После обеда – чинного, священно-молчаливого, во время которого все смотрели на Елену с благоговейными розовыми улыбками, подкладывали, пододвигали, подсыпали, дотягиваясь до ее тарелки через овальный розовато-палевый полированный стол (казавшийся – из-за криво нарезанной и уже дольками подъеденной гулливерcкой пиццы в центре на круглой доске – нездорово растянутым, деформированным, растекшимся циферблатом часов – где Марга сидела пополудни; Катарина – на очень выпуклых трех часах; Францл, прижимаясь к Марге – ютился на пол-одиннадцатого; а сама Елена занимала уверенную позицию файф-о-клок, и все никак не могла дождаться, когда же хоть чья-нибудь секундная вилка пробьет, наконец, время вставать из-за стола) – Катарина позвала Елену в гости к своему дружку Мартину.
Через несколько часов должно было нагрянуть мероприятие под загадочным названием «фондю и фламбэ» – дома у Аниных немцев.
– А пока можно повеселиться у Мартина: у него родителей сегодня дома нет! – как-то фривольно подмигнула ей Катарина – Туда сейчас еще пару друзей подъедут!
Памятуя вчерашнее веселье на дискотеке, Елена готовилась уже к самому худшему. «Если Мартин в школьном автобусе ее при всех целовал – то что же будет здесь?» – логически достраивала картину Елена.

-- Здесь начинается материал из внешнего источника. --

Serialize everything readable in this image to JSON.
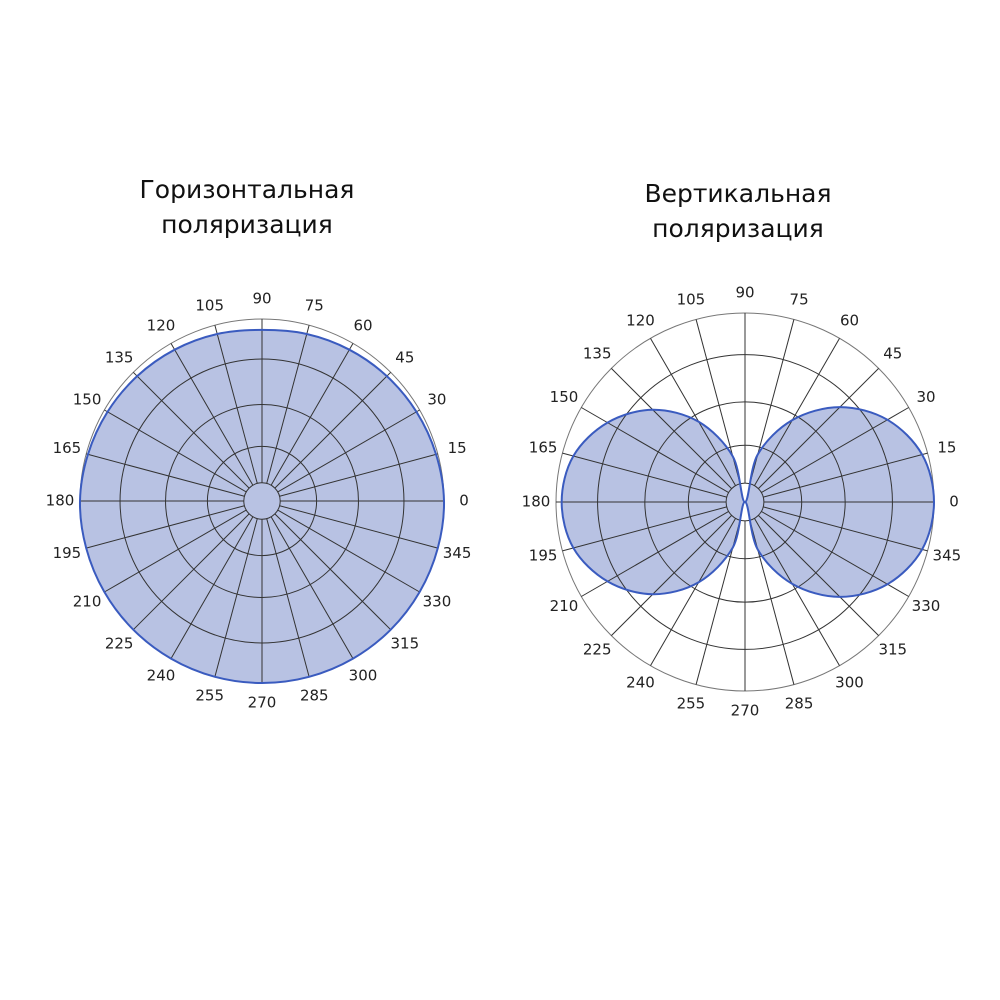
{
  "chart_data": [
    {
      "type": "polar",
      "title": "Горизонтальная поляризация",
      "angles": [
        0,
        15,
        30,
        45,
        60,
        75,
        90,
        105,
        120,
        135,
        150,
        165,
        180,
        195,
        210,
        225,
        240,
        255,
        270,
        285,
        300,
        315,
        330,
        345
      ],
      "values": [
        1,
        0.99,
        0.98,
        0.97,
        0.96,
        0.95,
        0.94,
        0.95,
        0.96,
        0.97,
        0.98,
        0.99,
        1,
        1,
        1,
        1,
        1,
        1,
        1,
        1,
        1,
        1,
        1,
        1
      ],
      "rlim": [
        0,
        1
      ],
      "rgrid": [
        0.1,
        0.3,
        0.53,
        0.78,
        1
      ],
      "color": "#3a5bbf",
      "fill": "#b8c2e3"
    },
    {
      "type": "polar",
      "title": "Вертикальная поляризация",
      "angles": [
        0,
        15,
        30,
        45,
        60,
        75,
        90,
        105,
        120,
        135,
        150,
        165,
        180,
        195,
        210,
        225,
        240,
        255,
        270,
        285,
        300,
        315,
        330,
        345
      ],
      "values": [
        1,
        0.97,
        0.87,
        0.71,
        0.5,
        0.26,
        0,
        0.25,
        0.49,
        0.69,
        0.84,
        0.94,
        0.97,
        0.94,
        0.84,
        0.69,
        0.49,
        0.25,
        0,
        0.26,
        0.5,
        0.71,
        0.87,
        0.97
      ],
      "rlim": [
        0,
        1
      ],
      "rgrid": [
        0.1,
        0.3,
        0.53,
        0.78,
        1
      ],
      "color": "#3a5bbf",
      "fill": "#b8c2e3"
    }
  ]
}
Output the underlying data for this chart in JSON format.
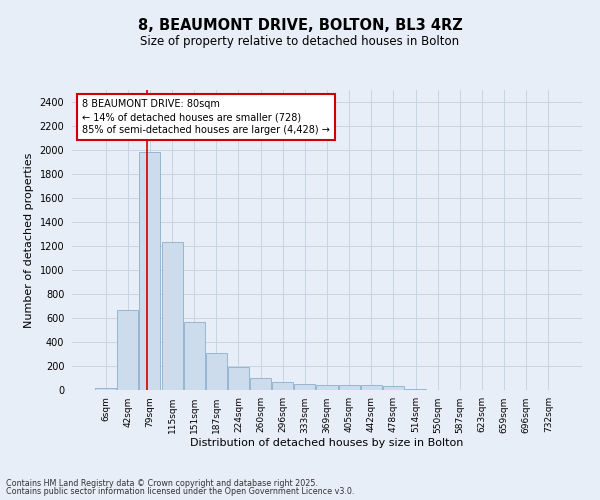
{
  "title1": "8, BEAUMONT DRIVE, BOLTON, BL3 4RZ",
  "title2": "Size of property relative to detached houses in Bolton",
  "xlabel": "Distribution of detached houses by size in Bolton",
  "ylabel": "Number of detached properties",
  "categories": [
    "6sqm",
    "42sqm",
    "79sqm",
    "115sqm",
    "151sqm",
    "187sqm",
    "224sqm",
    "260sqm",
    "296sqm",
    "333sqm",
    "369sqm",
    "405sqm",
    "442sqm",
    "478sqm",
    "514sqm",
    "550sqm",
    "587sqm",
    "623sqm",
    "659sqm",
    "696sqm",
    "732sqm"
  ],
  "values": [
    15,
    670,
    1980,
    1230,
    570,
    305,
    195,
    100,
    65,
    50,
    45,
    45,
    45,
    30,
    8,
    4,
    3,
    2,
    1,
    1,
    0
  ],
  "bar_color": "#ccdcec",
  "bar_edge_color": "#8ab0cc",
  "grid_color": "#c8d4e4",
  "background_color": "#e8eef8",
  "annotation_text": "8 BEAUMONT DRIVE: 80sqm\n← 14% of detached houses are smaller (728)\n85% of semi-detached houses are larger (4,428) →",
  "annotation_box_color": "#ffffff",
  "annotation_box_edge": "#cc0000",
  "red_line_x": 2.0,
  "ylim": [
    0,
    2500
  ],
  "yticks": [
    0,
    200,
    400,
    600,
    800,
    1000,
    1200,
    1400,
    1600,
    1800,
    2000,
    2200,
    2400
  ],
  "footer1": "Contains HM Land Registry data © Crown copyright and database right 2025.",
  "footer2": "Contains public sector information licensed under the Open Government Licence v3.0."
}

Мартин встретил их на крыльце своего дома («на другом конце города» – как выразилась Катарина, – до которого идти пешком оказалось меньше пяти минут), протянул Елене, здороваясь, рептильи холодные пальцы, провел в комнату, где рядом с холщёвым, цвета ненастного неба, диваном вокруг низенького вытянутого прямоугольного столика были уже расставлены три кресла, и в двух из них сидели: один блондинистый, непонятно по какому поводу гоготавший краснолицый оболтус Фридл и девушка Лило, с выбритым виском слева и крашенной в зеленые и фиолетовые перья челкой, зачесанной на правый бок, с азартом и неподдельным пристальным интересом расковыривавшая коросту на правой бледной своей коленке.
– Ну, что?! Сыграем?! – с подозрительным азартом спросил вновь прибывших Мартин, потирая руки.
На столе вдруг оказалась – географическая карта (как показалось Елене) – и через секунду она с изумлением опознала в развернутой картонке плоское игровое поле для настольной игры из картонной коробки, в какую она последний (он же первый) раз играла в первом классе.
Мартин проявлял свой интеллект: сидя на диване рядом с Катариной, отреченно откинувшись, холодно, без всяких комментариев, сквозь ящеричные очки наблюдая шумную возню на поле остальных, – а потом вдруг, резким рывком наклоняясь к столу, педантично бросал кости в центр боевых действий, давал пендаля своим фишкам указательным ногтем и тоном философа коротко изрекал: «Дахин!»
Оболтусу Фридлу не везло. Он злился всё больше и больше.
Елена абсолютно не въезжала в смысл игры, механистично передвигая свои желтые фишки, и всё потихоньку пыталась выведать тайный резон всех этих телодвижений у расправившейся, наконец, с коростой Лило – но оказалось, что смысла никакого и нету – просто кто первым доберется всеми фишками до указанного (жирной зеленой стрелкой) кружка на плохо нарисованной горке – скача по воображаемым холмам и плоскогорьям, перемахивая через лежмя лежащие плоские заборчики, и избегая попадаться в нестрашно изображенные капканы, в которых, если влип, обязан был сидеть, пропуская шаг, пока все другие бутылообразные разноцветные фишки бодрой трусцой промахивали мимо, – и стараясь не суваться в засады с катапультами, которые отбрасывали тебя на несколько шагов обратно, откуда ты опять нудно начинал марш.
Мартин явно выигрывал.
Фридл не выдержал и, разозлившись, вскочил и перевернул все игровое поле, рассыпав пестрые фишки по сыровато-песочному ковру.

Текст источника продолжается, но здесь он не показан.